Maître des brumes

De Tomi Ungerer

Ecole des Loisirs – 2013 

Finn, Cara et leurs parents habitent une île irlandaise, particulièrement isolée. Le quotidien est rude, entre pêche pour les hommes, animaux à garder pour les enfants et ramassage de la tourbe afin de se chauffer. Un jour, le père offre une barque à Finn et Cara, en leur recommandant de ne pas se perdre vers l’île aux brumes. Mais ce qui devait arriver arriva, et nos deux héros, pris dans le brouillard, échouent sur ce bout de terre mystérieux. Ils s’apprêtent à y passer la nuit, et tombent opportunément sur un vieil et grand homme à la barbe et aux cheveux d’une longueur impressionnante.

Ce dernier leur souhaite la bienvenue et leur fait visiter son antre, à moitié creusée dans la roche de l’île. Il explique que c’est lui qui fabrique la brume, à partir de la lave en fusion d’un volcan souterrain.

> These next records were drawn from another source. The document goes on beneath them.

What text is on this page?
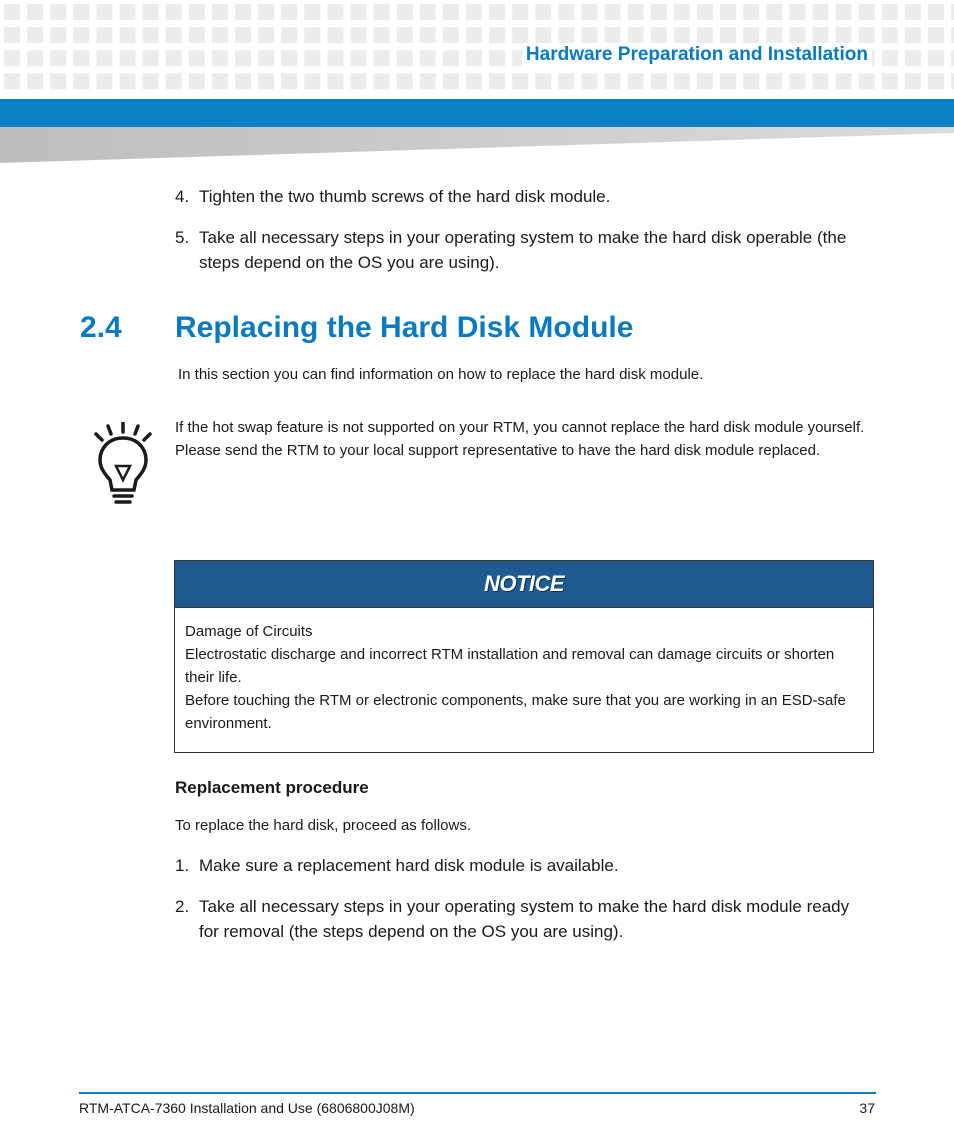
Hardware Preparation and Installation
4. Tighten the two thumb screws of the hard disk module.
5. Take all necessary steps in your operating system to make the hard disk operable (the steps depend on the OS you are using).
2.4 Replacing the Hard Disk Module
In this section you can find information on how to replace the hard disk module.
If the hot swap feature is not supported on your RTM, you cannot replace the hard disk module yourself. Please send the RTM to your local support representative to have the hard disk module replaced.
NOTICE
Damage of Circuits
Electrostatic discharge and incorrect RTM installation and removal can damage circuits or shorten their life.
Before touching the RTM or electronic components, make sure that you are working in an ESD-safe environment.
Replacement procedure
To replace the hard disk, proceed as follows.
1. Make sure a replacement hard disk module is available.
2. Take all necessary steps in your operating system to make the hard disk module ready for removal (the steps depend on the OS you are using).
RTM-ATCA-7360 Installation and Use (6806800J08M)	37
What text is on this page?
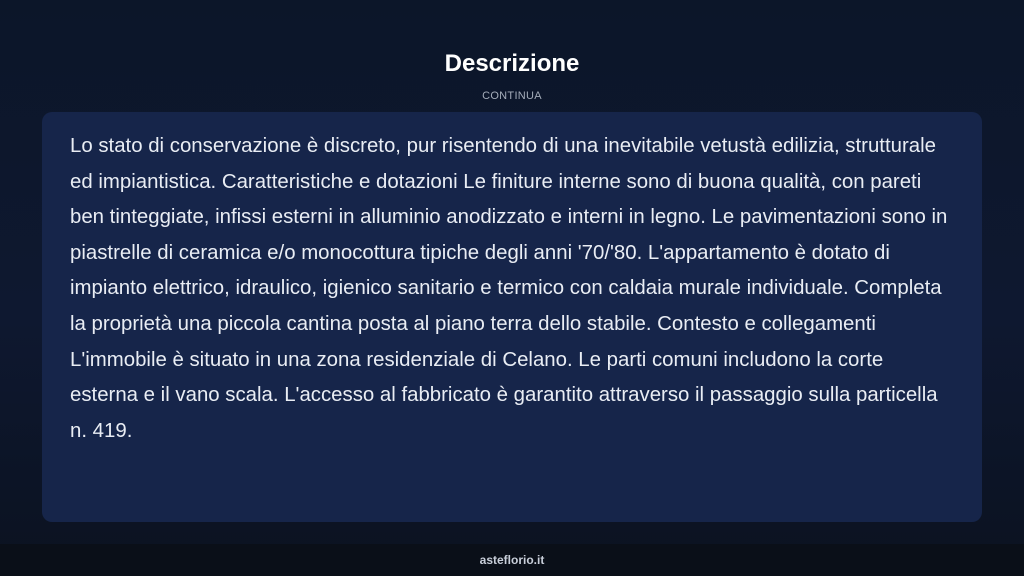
Descrizione
CONTINUA

Lo stato di conservazione è discreto, pur risentendo di una inevitabile vetustà edilizia, strutturale ed impiantistica. Caratteristiche e dotazioni Le finiture interne sono di buona qualità, con pareti ben tinteggiate, infissi esterni in alluminio anodizzato e interni in legno. Le pavimentazioni sono in piastrelle di ceramica e/o monocottura tipiche degli anni '70/'80. L'appartamento è dotato di impianto elettrico, idraulico, igienico sanitario e termico con caldaia murale individuale. Completa la proprietà una piccola cantina posta al piano terra dello stabile. Contesto e collegamenti L'immobile è situato in una zona residenziale di Celano. Le parti comuni includono la corte esterna e il vano scala. L'accesso al fabbricato è garantito attraverso il passaggio sulla particella n. 419.

asteflorio.it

Après un bon repas et une soirée amusante au milieu des poissons d’un aquarium grandeur nature, Finn et Cara vont se coucher. Le lendemain, ils se réveillent parmi des ruines de l’île, avec une couverture et un petit déjeuner tout chaud. Ils veulent rentrer chez eux, sont pris dans une tempête et ce sont les pêcheurs qui les ramènent à bon port. On fête leur retour, mais on ne croit évidemment pas le récit de leurs aventures…

A plus de quatre-vingt dix ans, Tomi Ungerer force décidément l’admiration, capable encore et toujours d’une imagination intense de conteur dans cette histoire inspirée par son propre cadre de vie (voir la dédicace). Il nous plonge d’abord dans des réalités sociales et historiques lourdes, recrée en quelques images fortes et descriptions directes une Irlande qu’on pourrait peut-être situer dans la première moitié du XXème siècle. Les tons sont sombres pour illustrer un climat rude, mais des points de couleur (un foulard, une lampe) donnent aussi l’idée d’un village uni et chaleureux.

Et puis, assez vite, l’histoire bascule du côté de l’onirisme, avec un naufrage qui peut perturber les sens, la nuit qui s’annonce… Même si on s’attend bien à un quelconque fantastique, l’arrivée du maître des brumes est saisissante. Son physique à la fois d’ogre de conte et de chevalier des temps jadis nous entraîne avec Finn et Cara dans un monde imaginaire sans limites. Et on ne sera pas déçus : le vieil homme nous balade entre l'effroi - voir sa toute-puissance envers la nature - et l'humour - il ne dédaigne pas pousser la chansonnette, certes lyrique -. Le trait se fait plus rond (enfin je trouve) dans ce petit coin de merveilleux, même si les couleurs sous la roche restent sourdes et grises.

Le retour est en deux temps  – je n’attendais pas la tempête, courte frayeur supplémentaire -, comme pour mieux montrer d’une part les dangers de la vie sur une île, d’autre part le caractère un peu miraculeux de la rencontre des enfants avec le maître des brumes - il fallait vraiment le faire pour tomber sur lui ! Quant à la fin coquine, elle témoigne bien des affinités de monsieur Ungerer, ce grand enfant. Un bel album qui déjoue avec une malice intemporelle son approche légèrement documentaire, et qui réussit l'impossible liaison entre histoire neuve et classicisme irréprochable de réalisation.